Ama anlayamadığı, Emir neden bakmıyordu? Hazırlamıştı işte kendini. Karısı olacaktı.

Karısına doğru eğilerek, "Sana dokunamam." dedi. "Sen beni sevmiyorken, dokunamam."

Elinde ki şalı karısının başından aşağı örterken yine bakmadı.

Büşra kendisini sevmediği sürece dokunamazdı. Dokunmamalıydı. Yanlıştı. Aşık adama şu ana kadar yaptıkları doğru gelmişti fakat bu başkaydı.

Büşra ise ne olduğunu anlayamıyordu. Hoşlanmaya başlamıştı ki kocasından. Ne demekti 'sevmeden dokunamam.' Evlenmişlerdi işte.

Utanıyordu zaten fazlasıyla...

Gözlerini kapayan adam mührünü koymak için hazırlandı. Karısının alnından öpecekti.

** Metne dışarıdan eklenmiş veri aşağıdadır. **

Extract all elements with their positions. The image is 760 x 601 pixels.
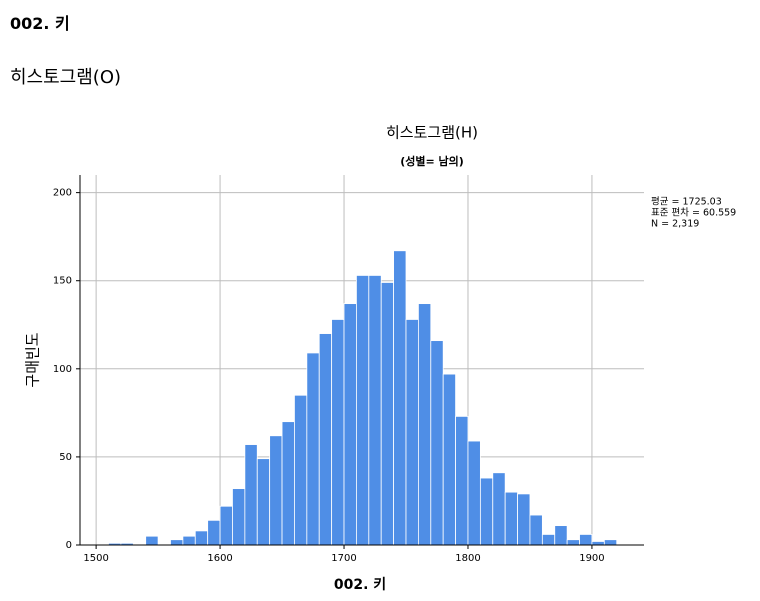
- bar: [541, 534, 556, 546]
- bar: [232, 488, 246, 546]
- bar: [442, 373, 456, 546]
- bar: [368, 275, 382, 546]
- page-title: 002. 키: [10, 14, 70, 33]
- bar: [393, 250, 407, 546]
- x-tick-label: 1800: [455, 553, 480, 564]
- bar: [356, 275, 370, 546]
- bar: [554, 525, 568, 546]
- bar: [145, 535, 159, 546]
- bar: [170, 539, 184, 546]
- chart-subtitle: (성별= 남의): [400, 154, 464, 168]
- stats-annotation: 평균 = 1725.03: [651, 197, 722, 208]
- bar: [591, 541, 605, 546]
- bar: [343, 303, 357, 546]
- bar: [244, 444, 258, 546]
- y-tick-label: 100: [53, 364, 72, 375]
- bar: [479, 477, 494, 546]
- y-tick-label: 0: [66, 540, 72, 551]
- x-tick-label: 1900: [579, 553, 604, 564]
- bar: [529, 514, 543, 546]
- stats-annotation: 표준 편차 = 60.559: [651, 207, 736, 219]
- bar: [294, 394, 308, 546]
- x-tick-label: 1600: [207, 553, 232, 564]
- bar: [318, 333, 333, 546]
- bar: [182, 535, 196, 546]
- y-tick-label: 200: [53, 188, 72, 199]
- x-axis-label: 002. 키: [334, 577, 386, 593]
- y-axis-label: 구매빈도: [24, 332, 42, 387]
- section-title: 히스토그램(O): [10, 67, 122, 88]
- bar: [256, 458, 271, 546]
- bar: [207, 519, 221, 546]
- bar: [566, 539, 580, 546]
- bar: [492, 472, 506, 546]
- bar: [405, 319, 419, 546]
- bar: [430, 340, 444, 546]
- x-tick-label: 1500: [83, 553, 108, 564]
- bar: [417, 303, 432, 546]
- y-tick-label: 150: [53, 276, 72, 287]
- bar: [504, 491, 518, 546]
- bar: [219, 505, 233, 546]
- bar: [517, 493, 531, 546]
- x-tick-label: 1700: [331, 553, 356, 564]
- chart-title: 히스토그램(H): [386, 124, 478, 142]
- y-tick-label: 50: [59, 452, 72, 463]
- bar: [579, 534, 593, 546]
- bar: [194, 530, 209, 546]
- stats-annotation: N = 2,319: [651, 219, 699, 230]
- bar: [455, 415, 469, 546]
- bar: [603, 539, 618, 546]
- bar: [380, 282, 395, 546]
- bar: [306, 352, 320, 546]
- bar: [281, 421, 295, 546]
- bar: [467, 440, 481, 546]
- bar: [331, 319, 345, 546]
- bar: [269, 435, 283, 546]
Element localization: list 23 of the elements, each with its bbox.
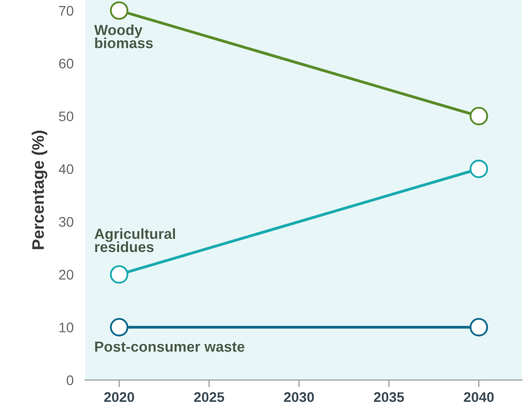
point bbox=[110, 265, 128, 284]
point bbox=[470, 318, 488, 336]
x-tick-label: 2025 bbox=[194, 392, 224, 402]
series-label: Woody biomass bbox=[94, 24, 153, 48]
x-tick-label: 2040 bbox=[464, 392, 494, 402]
point bbox=[470, 160, 488, 178]
x-tick-label: 2030 bbox=[284, 392, 314, 402]
y-tick-label: 40 bbox=[58, 164, 74, 174]
y-tick-label: 10 bbox=[60, 322, 74, 332]
series-label: Agricultural residues bbox=[94, 228, 175, 252]
y-tick-label: 50 bbox=[58, 111, 74, 122]
y-tick-label: 30 bbox=[58, 217, 74, 227]
point bbox=[470, 106, 488, 126]
point bbox=[110, 1, 128, 20]
x-tick-label: 2035 bbox=[374, 392, 404, 402]
y-tick-label: 70 bbox=[59, 6, 74, 16]
y-tick-label: 0 bbox=[66, 375, 74, 386]
y-tick-label: 60 bbox=[59, 58, 74, 69]
y-axis-title: Percentage (%) bbox=[32, 130, 48, 250]
series-label: Post-consumer waste bbox=[95, 342, 244, 352]
point bbox=[110, 318, 128, 336]
x-tick-label: 2020 bbox=[104, 392, 134, 402]
y-tick-label: 20 bbox=[59, 270, 74, 280]
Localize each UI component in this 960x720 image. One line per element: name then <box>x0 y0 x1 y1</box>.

Saniyeler içerisinde de karısının kokusunu içine çekerek aldı öpücüğünü.

Bir kez daha anlıyordu ki şu ana kadar elini dahi tutmadığı bu kadını fazlasıyla seviyordu. Sevmek demek illa temas demek değildi ki. Gönlünü sevmişti en önce Büşra'nın. Az takip etmemişti karısını. Az taktir etmemişti muhtaçlara yardım edişini.
Az sevmemişti pamuk gibi kalbini. Onun sayesinde bir iki kere camiye bile gitmiş, hoca ile sohbet etme fırsatı bulmuştu. Şimdiye kadar kafasına yatmayan sorularını sorarak cevaplarını almıştı. İnançsız biri değildi. İnancı vardı lakin bu konuda aileden yana herhangi bir eğitim almamış, kimseden öğrenme fırsatı bulamamıştı. Kendini bildiğinden beri babası onu iş için eğitmişti. Annesi ortaokul bitmeden kansere yakalanmış, lisedeyken de vefat etmişti. Babası birkaç yıl annesinin yasını tutsa da Emir üniversiteye başlayınca biriyle evlenmişti.